Ce chapitre est pour sa première moitié issu d’un travail ayant donné lieu à une publication (Bouet, 2016) au titre proche. Nous nous permettons de le reproduire ici pour partie, car il s’agissait d’un objectif principal de la thèse que de circonscrire et ainsi mieux appréhender la trajectoire de la notion d’autochtonie et des conditions qui ont favorisé sa construction puis son épanchement à l’échelle internationale.

S’appuyant sur l’étude de la littérature grise attestant de ces multiples interactions et sur une présentation du contexte initialement antagonique existant entre autochtonie et protection de l’environnement, nous montrerons que leurs porteurs ont néanmoins su entretisser leurs discours en vue d’en accroitre l’éloquence et la légitimité afférente. Des discours aux pratiques, les acteurs internationaux de la conservation (WWF, UICN…) sont en quête d’un nouveau « paradigme » en vertu duquel les aires protégées contemporaines promouvraient la reconnaissance des peuples autochtones, en tant cependant qu’« alliés naturels » de la défense de l’environnement.

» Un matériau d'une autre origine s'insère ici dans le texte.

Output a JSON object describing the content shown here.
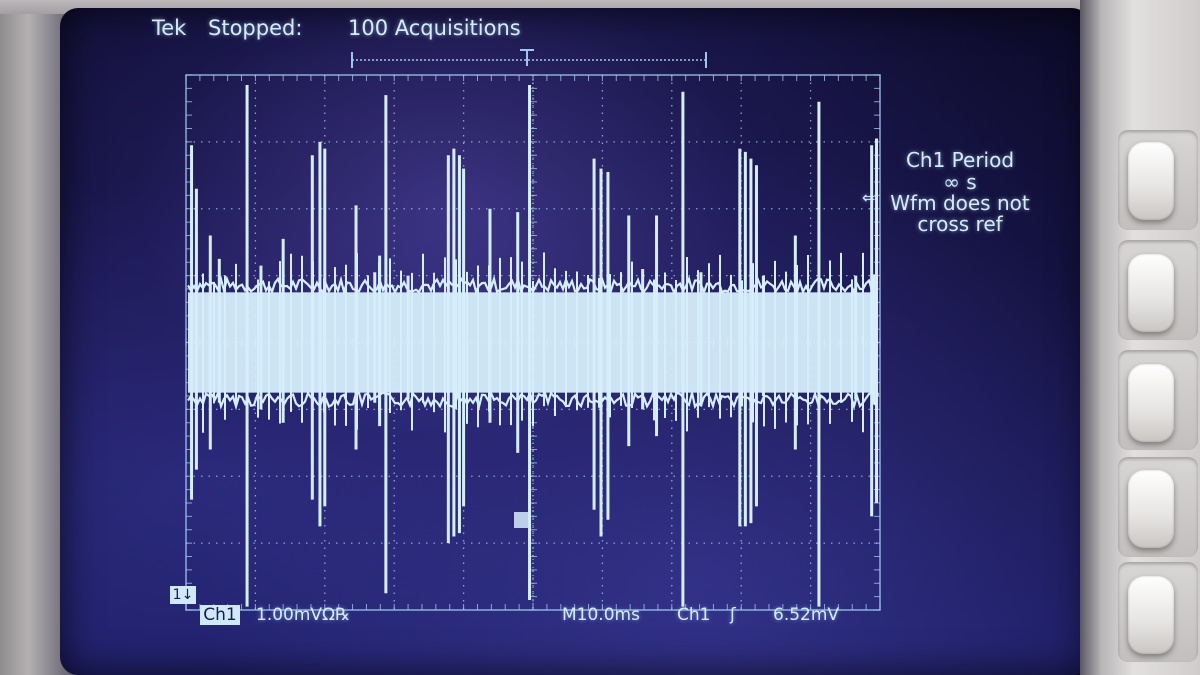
{
  "status": {
    "brand": "Tek",
    "state": "Stopped:",
    "acquisitions": "100 Acquisitions"
  },
  "measurement": {
    "title": "Ch1 Period",
    "value": "∞ s",
    "message_line1": "Wfm does not",
    "message_line2": "cross ref"
  },
  "channel": {
    "ground_marker": "1↓",
    "label": "Ch1",
    "scale": "1.00mVΩ℞"
  },
  "timebase": {
    "scale": "M10.0ms",
    "trigger_source": "Ch1",
    "trigger_slope_icon": "rising-edge-icon",
    "trigger_slope_glyph": "ʃ",
    "trigger_level": "6.52mV"
  },
  "colors": {
    "trace": "#d6eefc",
    "graticule": "#9fc6ee",
    "screen": "#17154a"
  },
  "chart_data": {
    "type": "line",
    "title": "",
    "xlabel": "",
    "ylabel": "",
    "divisions": {
      "x": 10,
      "y": 8
    },
    "x_scale_per_div": "10.0ms",
    "y_scale_per_div": "1.00mV",
    "noise_band_div": [
      -0.75,
      0.75
    ],
    "spikes": [
      {
        "x": 0.08,
        "up": 2.95,
        "down": -2.35
      },
      {
        "x": 0.15,
        "up": 2.3,
        "down": -1.9
      },
      {
        "x": 0.35,
        "up": 1.6,
        "down": -1.6
      },
      {
        "x": 0.48,
        "up": 1.25,
        "down": -0.9
      },
      {
        "x": 0.88,
        "up": 3.85,
        "down": -3.95
      },
      {
        "x": 1.08,
        "up": 1.15,
        "down": -1.0
      },
      {
        "x": 1.4,
        "up": 1.55,
        "down": -1.2
      },
      {
        "x": 1.82,
        "up": 2.8,
        "down": -2.35
      },
      {
        "x": 1.93,
        "up": 3.0,
        "down": -2.75
      },
      {
        "x": 2.0,
        "up": 2.9,
        "down": -2.45
      },
      {
        "x": 2.45,
        "up": 2.05,
        "down": -1.6
      },
      {
        "x": 2.88,
        "up": 3.7,
        "down": -3.75
      },
      {
        "x": 2.79,
        "up": 1.3,
        "down": -1.25
      },
      {
        "x": 2.72,
        "up": 1.05,
        "down": -0.9
      },
      {
        "x": 3.2,
        "up": 1.0,
        "down": -0.85
      },
      {
        "x": 3.78,
        "up": 2.8,
        "down": -3.0
      },
      {
        "x": 3.86,
        "up": 2.9,
        "down": -2.9
      },
      {
        "x": 3.94,
        "up": 2.8,
        "down": -2.85
      },
      {
        "x": 4.0,
        "up": 2.6,
        "down": -2.45
      },
      {
        "x": 4.38,
        "up": 2.0,
        "down": -1.2
      },
      {
        "x": 4.78,
        "up": 1.95,
        "down": -1.65
      },
      {
        "x": 4.95,
        "up": 3.85,
        "down": -3.85
      },
      {
        "x": 5.88,
        "up": 2.75,
        "down": -2.5
      },
      {
        "x": 5.98,
        "up": 2.6,
        "down": -2.9
      },
      {
        "x": 6.08,
        "up": 2.55,
        "down": -2.65
      },
      {
        "x": 6.38,
        "up": 1.9,
        "down": -1.55
      },
      {
        "x": 6.58,
        "up": 1.1,
        "down": -1.0
      },
      {
        "x": 6.78,
        "up": 1.9,
        "down": -1.4
      },
      {
        "x": 7.16,
        "up": 3.75,
        "down": -3.95
      },
      {
        "x": 7.42,
        "up": 1.05,
        "down": -0.95
      },
      {
        "x": 7.98,
        "up": 2.9,
        "down": -2.75
      },
      {
        "x": 8.06,
        "up": 2.85,
        "down": -2.75
      },
      {
        "x": 8.14,
        "up": 2.75,
        "down": -2.7
      },
      {
        "x": 8.22,
        "up": 2.65,
        "down": -2.45
      },
      {
        "x": 8.32,
        "up": 1.0,
        "down": -0.8
      },
      {
        "x": 8.78,
        "up": 1.6,
        "down": -1.6
      },
      {
        "x": 9.12,
        "up": 3.6,
        "down": -3.95
      },
      {
        "x": 9.65,
        "up": 1.0,
        "down": -0.85
      },
      {
        "x": 9.88,
        "up": 2.95,
        "down": -2.6
      },
      {
        "x": 9.95,
        "up": 3.05,
        "down": -2.4
      }
    ]
  }
}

Ce discours repose in fine sur une définition écologisée de l’autochtonie qui ignore la question des inégalités socio-historiques accumulées à l’endroit des peuples autochtones, et laisse relativement en suspens celle de leur volonté à recouvrer leur autonomie et souveraineté sur des territoires bien souvent riches en biodiversité et multiples ressources. Il semble également occulter le degré auquel la mission de conservation environnementale a pu historiquement engendrer et affermir ces inégalités, et reste enfin silencieux ou prudent quant aux modalités d’une éventuelle réparation de cette situation dans un contexte de crise environnementale globalisée. Nous développerons pour finir la position française vis-à-vis de ce mouvement international, et nous interrogerons sur les possibilités en sa possession pour mettre ou non en œuvre, via les aires protégées françaises, les valeurs et principes dudit mouvement.